Hürth: Generalunternehmer soll den Neubau schlüsselfertig errichten

Als Gründe für den Verzug nennt Sprecherin Martina Thiele-Effertz Verzögerungen bei der Planung, bei der Erstellung der Leistungsbeschreibung für einen Generalunternehmer und beim derzeit laufenden Vergabeverfahren. Die Stadt rechnet nun damit, den Auftrag im März 2027 vergeben zu können. Mitte Mai soll nach aktuellem Zeitplan mit den Bauarbeiten begonnen werden.

Damit der Neubau die benachbarten Gebäude nicht überragt, wird er 4,50 Meter tief in den Boden eingelassen. Dafür muss zunächst eine fünf Meter tiefe Baugrube ausgehoben werden. Wegen der beengten Platzverhältnisse wird sie mit Spundwänden gesichert. Bereits im November sollen entlang der Straße Rebenfeld Bäume gefällt werden, die der Baustelle weichen müssen – dafür wird später Ersatz gepflanzt.
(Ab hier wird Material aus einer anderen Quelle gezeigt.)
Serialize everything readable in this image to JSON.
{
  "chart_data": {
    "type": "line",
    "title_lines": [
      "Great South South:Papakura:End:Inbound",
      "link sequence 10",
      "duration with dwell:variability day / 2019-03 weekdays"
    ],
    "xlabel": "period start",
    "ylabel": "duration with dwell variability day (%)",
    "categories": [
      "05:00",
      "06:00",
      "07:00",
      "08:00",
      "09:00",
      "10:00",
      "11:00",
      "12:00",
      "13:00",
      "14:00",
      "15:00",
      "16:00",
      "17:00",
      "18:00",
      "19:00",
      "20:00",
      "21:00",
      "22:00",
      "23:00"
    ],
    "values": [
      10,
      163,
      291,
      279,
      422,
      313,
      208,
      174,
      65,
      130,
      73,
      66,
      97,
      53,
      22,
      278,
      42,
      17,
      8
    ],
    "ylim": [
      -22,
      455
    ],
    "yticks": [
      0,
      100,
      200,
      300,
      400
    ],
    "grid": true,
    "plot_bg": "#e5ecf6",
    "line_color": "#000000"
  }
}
Fernwärmeleitungen haben die Stadtwerke bereits 2025 und im ersten Halbjahr 2026 verlegt.

Die Detailplanung des Bauablaufs sei Sache des künftigen Generalunternehmers, erklärt Thiele-Effertz. Die Stadt rechnet mit 18 Monaten Bauzeit, der Neubau könnte also im November 2028 bezugsfertig sein. Die provisorischen Klassencontainer auf dem Schulgelände sollen später abgebaut werden.

Auch die Schulhöfe in Fischenich werden umgestaltet

Von Oktober 2028 bis Februar 2029 sind Umbauten in den Altbauten vorgesehen. Auch hier sollen Klassenräume zu Clustern gruppiert werden. Bis Ende April 2029 werden schließlich die drei Schulhöfe saniert und neu gestaltet. Die Gesamtkosten für das Projekt beziffert die Stadt auf 27,1 Millionen Euro.
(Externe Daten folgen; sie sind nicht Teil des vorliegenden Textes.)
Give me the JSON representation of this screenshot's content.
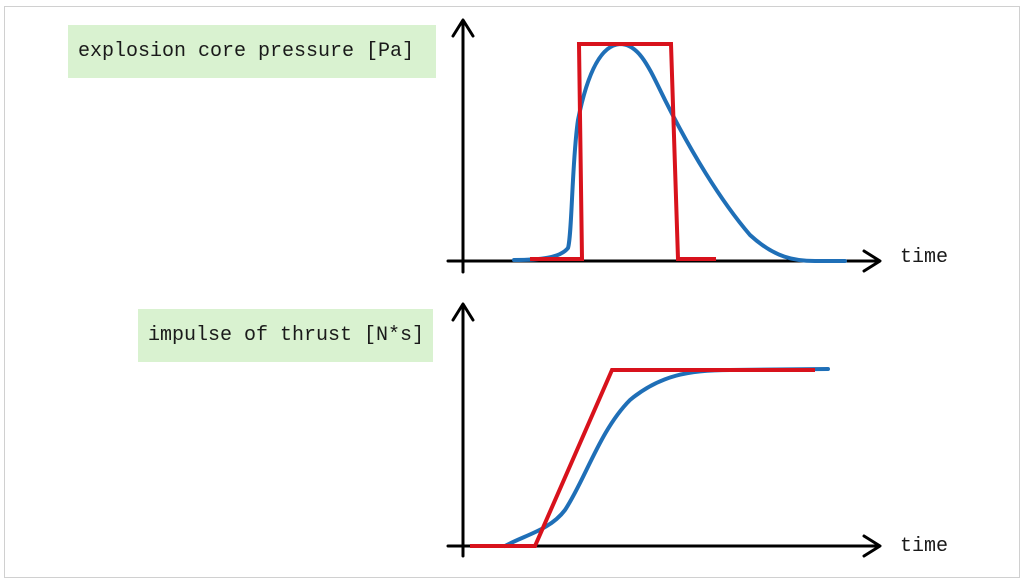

Um die Belastungen für den Schulbetrieb während der Bauzeit gering zu halten, wurde bereits in der Planungsphase ein Baulogistiker beauftragt. An- und Abtransporte sowie besonders lärm- und staubintensive Arbeiten sollen möglichst begrenzt und mit der Schulleitung abgestimmt werden.
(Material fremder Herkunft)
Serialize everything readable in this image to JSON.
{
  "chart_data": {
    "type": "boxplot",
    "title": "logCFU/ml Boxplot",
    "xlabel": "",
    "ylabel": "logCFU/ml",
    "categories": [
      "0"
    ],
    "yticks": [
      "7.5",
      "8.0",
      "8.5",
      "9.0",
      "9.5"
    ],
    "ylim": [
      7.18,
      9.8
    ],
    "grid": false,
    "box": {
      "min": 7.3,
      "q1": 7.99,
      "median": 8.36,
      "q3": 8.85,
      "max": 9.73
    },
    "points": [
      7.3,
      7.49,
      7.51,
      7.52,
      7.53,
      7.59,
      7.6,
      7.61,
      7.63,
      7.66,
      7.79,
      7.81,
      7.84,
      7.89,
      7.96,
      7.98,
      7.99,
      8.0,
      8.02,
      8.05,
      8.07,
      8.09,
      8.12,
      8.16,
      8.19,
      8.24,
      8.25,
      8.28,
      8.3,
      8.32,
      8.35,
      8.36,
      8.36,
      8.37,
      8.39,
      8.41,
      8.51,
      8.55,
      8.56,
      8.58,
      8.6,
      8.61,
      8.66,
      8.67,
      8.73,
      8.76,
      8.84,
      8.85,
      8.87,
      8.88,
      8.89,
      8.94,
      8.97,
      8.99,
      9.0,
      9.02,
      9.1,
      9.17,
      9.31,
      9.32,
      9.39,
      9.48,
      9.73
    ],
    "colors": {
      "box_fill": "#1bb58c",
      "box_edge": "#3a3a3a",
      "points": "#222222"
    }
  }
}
Weil der obere Schulhof zu einem großen Teil für die Baustelleneinrichtung benötigt wird, muss auch die Dorfgemeinschaft mit ihren Festen auf die unteren Schulhöfe entlang der Straße Am Druvendriesch ausweichen. Ortsvorsteher Norbert Gräfen nimmt das gern in Kauf. Seit der Schließung des Saals Hülsenbusch vor zehn Jahren fehle in Fischenich ein ausreichend großer Raum für Veranstaltungen, etwa zu Karneval. „Wir hoffen, dass wir die übernächste Proklamation im neuen Saal feiern können“, sagt Gräfen.